El hombre mayor que está fumando no dice nada ni mira al policía que le ha hablado. La salita se llena de un silencio agrio.

- ¿Por qué? - pregunta suavemente el policía de paisano.

- Me tomaba el pelo. Me quería engañar - responde con voz quebradiza.

- ¿Engañar? - insiste el poli.

- Le compré un piso hace un tiempo y nunca encontraba el momento para t escritura de compraventa ante el notario - explica con una sombra de ira.

- ¿Y eso es motivo para matar a un hombre? - pregunta sorprendido el policía.
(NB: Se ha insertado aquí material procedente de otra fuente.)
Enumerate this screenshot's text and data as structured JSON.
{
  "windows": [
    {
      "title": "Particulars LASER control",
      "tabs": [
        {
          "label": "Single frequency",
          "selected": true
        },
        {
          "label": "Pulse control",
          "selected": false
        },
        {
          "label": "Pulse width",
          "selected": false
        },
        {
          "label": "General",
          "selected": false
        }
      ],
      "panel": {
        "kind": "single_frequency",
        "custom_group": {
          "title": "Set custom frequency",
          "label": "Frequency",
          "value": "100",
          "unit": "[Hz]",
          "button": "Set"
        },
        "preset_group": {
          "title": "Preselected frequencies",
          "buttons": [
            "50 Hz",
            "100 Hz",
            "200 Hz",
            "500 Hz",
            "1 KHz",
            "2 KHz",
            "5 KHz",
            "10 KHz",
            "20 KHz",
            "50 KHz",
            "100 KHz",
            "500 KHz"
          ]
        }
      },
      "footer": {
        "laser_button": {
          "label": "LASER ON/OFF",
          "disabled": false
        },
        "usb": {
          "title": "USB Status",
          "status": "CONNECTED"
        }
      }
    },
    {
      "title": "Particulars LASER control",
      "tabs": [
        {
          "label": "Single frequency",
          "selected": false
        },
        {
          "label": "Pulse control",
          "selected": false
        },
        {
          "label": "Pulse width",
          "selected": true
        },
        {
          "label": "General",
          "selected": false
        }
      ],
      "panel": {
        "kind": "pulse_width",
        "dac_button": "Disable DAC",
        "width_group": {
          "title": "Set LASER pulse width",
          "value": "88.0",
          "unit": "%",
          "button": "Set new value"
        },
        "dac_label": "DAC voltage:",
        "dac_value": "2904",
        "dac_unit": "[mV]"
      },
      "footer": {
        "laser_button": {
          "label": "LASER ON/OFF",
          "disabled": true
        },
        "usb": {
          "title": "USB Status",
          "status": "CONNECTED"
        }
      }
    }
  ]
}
El hombre mayor del abrigo raído le mira lleno de rabia.

- ¡Nadie me toma el pelo!

En el depósito de cadáveres el cuerpo del hombre que iba con chaquetón empezaba a ponerse rígido.

1 comentario:

Tesa Medina dijo...

Impecable relato. Que anuncia una venganza salvaje por algo tremendo y acaba siendo una nimiedad de viejo amargado y solitario. Tienes el talento para vestir de matices a esos personajes grises y casi invisibles que cometen atrocidades por un simple despecho, una mala mirada, un rencor infundado… Es como si nos estuvieses recordando que todos podemos ser víctimas de estos seres aparentemente normales y anodinos con los que nos cruzamos cada día.

Besos.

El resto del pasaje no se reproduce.